The basic interface provided for the content provides a strong baseline for a business to build out their MAM strategy in the cloud. Reach Engine can provide a number of visualizations to your content inventory, including Timeline Views that support unlimited ML/AI analysis, captioning and most any timeline-based search metaphor. Levels Beyond can support customers further by configuring the services to add additional metadata faceting as well as automating the processing of content for production, OTT, digital publishing and other content related services.
This is a game changer! It provides a single ingest strategy that can support both production and archive migrations within the same workflow; the infrastructure will expand and contract to match the processing needs required to create standardized assets and descriptive metadata. Most content owners will tell you that due to the varying state of metadata assets on-premise, they struggle to find what they are looking for in a timely manner. This is also true for content stored in LTO Robots and MAM systems. As employees turn over, often times the understanding of where to find valuable assets in the archive is lost. By adding machine learning metadata to each video asset, the minimum bar for search and discovery is raised substantially. This provides a means for customers to finally address metadata atrophy in their process and provides a sustainable means to improve management of content. The result of a serverless ingest framework like Media2Cloud provides customers with standardized proxies and metadata and a storage policy that protects masters in cost effective glacier storage. Customers and AWS technology partners can leverage this framework as a baseline setup and modify it to support several other ingest requirements; the framework is designed to speed up time to ingest.
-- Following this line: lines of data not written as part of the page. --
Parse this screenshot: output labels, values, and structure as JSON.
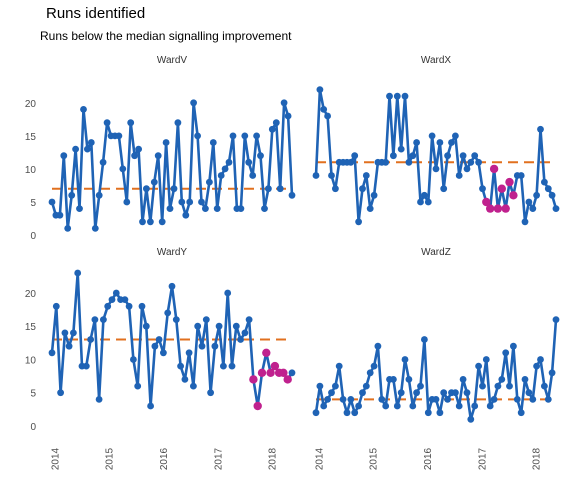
{
  "header": {
    "title": "Runs identified",
    "subtitle": "Runs below the median signalling improvement"
  },
  "colors": {
    "series": "#1f63b5",
    "median": "#e1701f",
    "run_point": "#c0218e"
  },
  "chart_data": {
    "type": "line",
    "facets": [
      "WardV",
      "WardX",
      "WardY",
      "WardZ"
    ],
    "layout": "2x2",
    "x_axis": {
      "start_year": 2014,
      "interval": "month",
      "ticks": [
        "2014",
        "2015",
        "2016",
        "2017",
        "2018"
      ],
      "ticklabel_rotation": "vertical"
    },
    "y_axis": {
      "ylim": [
        0,
        23
      ],
      "ticks": [
        0,
        5,
        10,
        15,
        20
      ]
    },
    "grid": false,
    "series": [
      {
        "name": "WardV",
        "median": 7,
        "values": [
          5,
          3,
          3,
          12,
          1,
          6,
          13,
          4,
          19,
          13,
          14,
          1,
          6,
          11,
          17,
          15,
          15,
          15,
          10,
          5,
          17,
          12,
          13,
          2,
          7,
          2,
          8,
          12,
          2,
          14,
          4,
          7,
          17,
          5,
          3,
          5,
          20,
          15,
          5,
          4,
          8,
          14,
          4,
          9,
          10,
          11,
          15,
          4,
          4,
          15,
          11,
          9,
          15,
          12,
          4,
          7,
          16,
          17,
          7,
          20,
          18,
          6
        ],
        "run_indices": []
      },
      {
        "name": "WardX",
        "median": 11,
        "values": [
          9,
          22,
          19,
          18,
          9,
          7,
          11,
          11,
          11,
          11,
          12,
          2,
          7,
          9,
          4,
          6,
          11,
          11,
          11,
          21,
          12,
          21,
          13,
          21,
          11,
          12,
          14,
          5,
          6,
          5,
          15,
          10,
          14,
          7,
          12,
          14,
          15,
          9,
          12,
          10,
          11,
          12,
          11,
          7,
          5,
          4,
          10,
          4,
          7,
          4,
          8,
          6,
          9,
          9,
          2,
          5,
          4,
          6,
          16,
          8,
          7,
          6,
          4
        ],
        "run_indices": [
          44,
          45,
          46,
          47,
          48,
          49,
          50,
          51
        ]
      },
      {
        "name": "WardY",
        "median": 13,
        "values": [
          11,
          18,
          5,
          14,
          12,
          14,
          23,
          9,
          9,
          13,
          16,
          4,
          16,
          18,
          19,
          20,
          19,
          19,
          18,
          10,
          6,
          18,
          15,
          3,
          12,
          13,
          11,
          17,
          21,
          16,
          9,
          7,
          11,
          6,
          15,
          12,
          16,
          5,
          12,
          15,
          9,
          20,
          9,
          15,
          13,
          14,
          16,
          7,
          3,
          8,
          11,
          8,
          9,
          8,
          8,
          7,
          8
        ],
        "run_indices": [
          47,
          48,
          49,
          50,
          51,
          52,
          53,
          54,
          55
        ]
      },
      {
        "name": "WardZ",
        "median": 4,
        "values": [
          2,
          6,
          3,
          4,
          5,
          6,
          9,
          4,
          2,
          4,
          2,
          3,
          5,
          6,
          8,
          9,
          12,
          4,
          3,
          7,
          7,
          3,
          5,
          10,
          7,
          3,
          5,
          6,
          13,
          2,
          4,
          4,
          2,
          5,
          4,
          5,
          5,
          3,
          7,
          5,
          1,
          3,
          9,
          6,
          10,
          3,
          4,
          6,
          7,
          11,
          6,
          12,
          4,
          2,
          7,
          5,
          4,
          9,
          10,
          6,
          4,
          8,
          16
        ],
        "run_indices": []
      }
    ]
  }
}
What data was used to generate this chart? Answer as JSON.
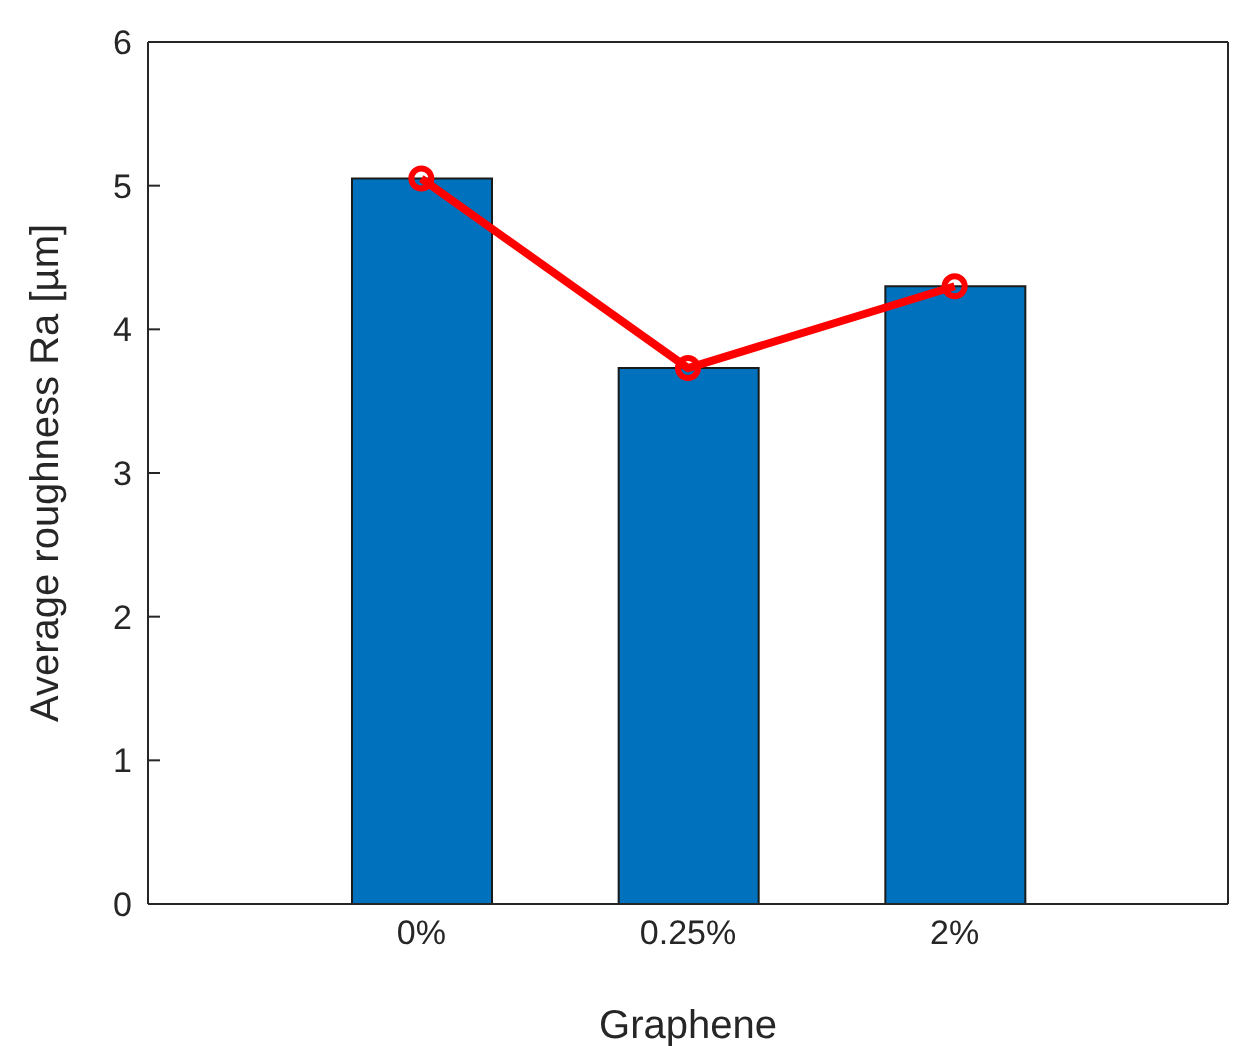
{
  "chart_data": {
    "type": "bar",
    "categories": [
      "0%",
      "0.25%",
      "2%"
    ],
    "xlabel": "Graphene",
    "ylabel": "Average roughness Ra [µm]",
    "ylim": [
      0,
      6
    ],
    "yticks": [
      0,
      1,
      2,
      3,
      4,
      5,
      6
    ],
    "grid": false,
    "legend": false,
    "marker": "circle",
    "line_style": "solid",
    "series": [
      {
        "color": "#0072bd",
        "values": [
          5.05,
          3.73,
          4.3
        ]
      },
      {
        "type": "line",
        "color": "#ff0000",
        "values": [
          5.05,
          3.73,
          4.3
        ]
      }
    ]
  }
}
Another important point: the content owner truly has control of their content! The assets and metadata are published in a manner that removes proprietary formatting. The point here is that this process can be managed within the customer’s AWS storage. The structure of the content lake creates an ideal environment for maintaining structured metadata, storage and access policies, and automated maintenance; all these factors result in reduced complexity and manual intervention. Customers can focus on higher business challenges such as greater content utility by improving the user experience and media tools that access the content. Customers can provide access to one or more MAM technology providers to empower different use-cases. This enables customers to choose to their MAM partners based on their ability to enable their content driven strategy.